His words hit me like a burst of rogue wind to the face. I can’t catch my breath. The words he’s saying are all wrong. He’s supposed to be telling me how happy he is that I wasn’t with Tate and that no matter why I lied to him, we’ll figure it out. That we’ll be together forever.
“Knox,” I beg, choking on his name.
“I thought I knew you,” he says, shaking his head violently. “But I don’t know who
you
are.”
His eyes burn through me and it almost brings me to my knees because I finally understand. He thinks I was in the barn.

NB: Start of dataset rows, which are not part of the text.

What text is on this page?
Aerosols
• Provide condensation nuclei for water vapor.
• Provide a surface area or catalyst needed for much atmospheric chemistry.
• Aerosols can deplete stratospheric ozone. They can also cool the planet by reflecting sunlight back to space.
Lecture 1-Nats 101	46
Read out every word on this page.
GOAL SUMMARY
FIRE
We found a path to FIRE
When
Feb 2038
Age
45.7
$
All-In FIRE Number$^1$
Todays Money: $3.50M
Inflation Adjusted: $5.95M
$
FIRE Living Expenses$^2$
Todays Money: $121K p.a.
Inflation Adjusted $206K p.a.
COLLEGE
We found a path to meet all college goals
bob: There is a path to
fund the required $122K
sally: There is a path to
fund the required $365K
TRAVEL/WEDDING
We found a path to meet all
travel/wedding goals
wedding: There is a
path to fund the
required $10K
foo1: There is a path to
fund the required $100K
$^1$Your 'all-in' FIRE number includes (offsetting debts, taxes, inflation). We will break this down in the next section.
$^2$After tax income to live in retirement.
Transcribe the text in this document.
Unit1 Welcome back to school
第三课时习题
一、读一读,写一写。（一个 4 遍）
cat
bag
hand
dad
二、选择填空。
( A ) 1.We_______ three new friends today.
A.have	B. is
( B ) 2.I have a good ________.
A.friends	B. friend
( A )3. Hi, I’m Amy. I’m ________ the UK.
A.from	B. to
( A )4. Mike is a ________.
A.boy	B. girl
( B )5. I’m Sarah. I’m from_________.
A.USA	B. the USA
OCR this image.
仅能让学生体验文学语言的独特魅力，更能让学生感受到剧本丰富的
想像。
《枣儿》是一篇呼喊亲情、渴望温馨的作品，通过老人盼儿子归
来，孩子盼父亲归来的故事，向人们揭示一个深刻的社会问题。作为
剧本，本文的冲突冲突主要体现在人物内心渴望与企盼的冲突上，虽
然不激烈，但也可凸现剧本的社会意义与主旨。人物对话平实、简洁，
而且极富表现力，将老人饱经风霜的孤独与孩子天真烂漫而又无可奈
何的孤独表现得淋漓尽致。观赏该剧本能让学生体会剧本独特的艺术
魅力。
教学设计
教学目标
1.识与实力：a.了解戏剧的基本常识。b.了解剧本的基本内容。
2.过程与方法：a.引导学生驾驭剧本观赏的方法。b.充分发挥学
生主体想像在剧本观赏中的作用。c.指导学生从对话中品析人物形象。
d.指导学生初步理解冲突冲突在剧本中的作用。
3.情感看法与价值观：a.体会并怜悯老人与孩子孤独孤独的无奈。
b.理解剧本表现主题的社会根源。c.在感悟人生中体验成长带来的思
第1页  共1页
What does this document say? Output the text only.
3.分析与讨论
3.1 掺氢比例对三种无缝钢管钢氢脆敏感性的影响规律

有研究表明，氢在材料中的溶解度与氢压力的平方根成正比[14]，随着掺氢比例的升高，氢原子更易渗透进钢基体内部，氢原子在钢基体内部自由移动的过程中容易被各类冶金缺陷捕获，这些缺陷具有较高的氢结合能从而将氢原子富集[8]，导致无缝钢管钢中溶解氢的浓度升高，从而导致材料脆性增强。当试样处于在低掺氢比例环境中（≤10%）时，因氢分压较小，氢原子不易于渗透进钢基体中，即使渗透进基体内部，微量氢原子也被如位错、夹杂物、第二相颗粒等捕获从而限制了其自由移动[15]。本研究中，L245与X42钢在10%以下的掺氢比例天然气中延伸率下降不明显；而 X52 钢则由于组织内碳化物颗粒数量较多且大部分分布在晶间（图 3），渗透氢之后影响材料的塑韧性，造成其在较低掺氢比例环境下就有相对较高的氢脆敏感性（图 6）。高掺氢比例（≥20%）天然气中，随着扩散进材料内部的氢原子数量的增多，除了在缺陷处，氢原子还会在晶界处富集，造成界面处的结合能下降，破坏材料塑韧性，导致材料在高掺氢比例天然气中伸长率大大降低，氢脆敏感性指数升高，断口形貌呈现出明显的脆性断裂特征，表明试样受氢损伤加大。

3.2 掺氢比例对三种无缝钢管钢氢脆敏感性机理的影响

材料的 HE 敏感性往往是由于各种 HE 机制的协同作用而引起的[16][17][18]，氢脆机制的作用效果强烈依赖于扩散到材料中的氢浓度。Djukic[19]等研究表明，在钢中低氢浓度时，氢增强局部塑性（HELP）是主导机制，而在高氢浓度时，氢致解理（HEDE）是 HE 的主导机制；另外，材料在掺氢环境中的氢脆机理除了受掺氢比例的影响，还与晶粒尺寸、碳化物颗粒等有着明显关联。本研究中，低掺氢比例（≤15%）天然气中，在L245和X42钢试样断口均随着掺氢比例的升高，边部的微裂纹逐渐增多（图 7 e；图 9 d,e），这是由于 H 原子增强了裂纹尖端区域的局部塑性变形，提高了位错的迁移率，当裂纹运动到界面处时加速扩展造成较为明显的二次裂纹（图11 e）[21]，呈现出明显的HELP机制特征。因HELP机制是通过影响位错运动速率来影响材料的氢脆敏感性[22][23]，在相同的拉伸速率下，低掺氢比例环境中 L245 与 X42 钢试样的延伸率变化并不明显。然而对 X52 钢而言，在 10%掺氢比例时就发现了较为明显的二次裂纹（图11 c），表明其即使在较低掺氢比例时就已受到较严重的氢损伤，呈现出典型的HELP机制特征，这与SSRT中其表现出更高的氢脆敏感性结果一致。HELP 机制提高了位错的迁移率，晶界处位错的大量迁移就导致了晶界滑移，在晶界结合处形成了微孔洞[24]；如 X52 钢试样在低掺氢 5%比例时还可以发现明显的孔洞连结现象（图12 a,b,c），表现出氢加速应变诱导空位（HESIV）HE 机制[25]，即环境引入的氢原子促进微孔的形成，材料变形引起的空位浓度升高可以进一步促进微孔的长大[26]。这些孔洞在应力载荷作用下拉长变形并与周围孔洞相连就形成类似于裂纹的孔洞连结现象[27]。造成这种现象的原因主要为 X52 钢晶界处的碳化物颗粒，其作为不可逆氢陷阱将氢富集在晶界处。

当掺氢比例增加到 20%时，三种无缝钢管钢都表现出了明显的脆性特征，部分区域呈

Instead of running after Knox and explaining that the cop didn’t recognize me from a threesome in a barn, but because he brought me the worse news of my life, I stood rooted to the floor of the restaurant. After a few minutes, I gathered my things and went home.
I pull into the driveway, barely remembering how I got here. When did my life get so damn complicated? When mom died it seemed to have a domino effect on my life. A bad day used to be when I slopped spaghetti sauce down the front of a new outfit. Now, a bad day is being forced to make a choice between my best friend and the man I love.
Dad is asleep in his recliner when I quietly open the front door. I go around turning off the television and all the lights then make my way upstairs. I take a shower to wash the smell of food off me then slip on my coziest pair of pajamas and crawl into bed with my phone.
I dial Mom’s number, knowing I will only hear her voice for a few seconds and I’ll never be able to tell her everything in the few seconds I get to leave a message but just hearing her brings me a small amount of comfort. I wonder if she was still here if I would have told her about Knox or Natalie. Probably not, because I would still be clueless about how lucky I was to have her in the first place.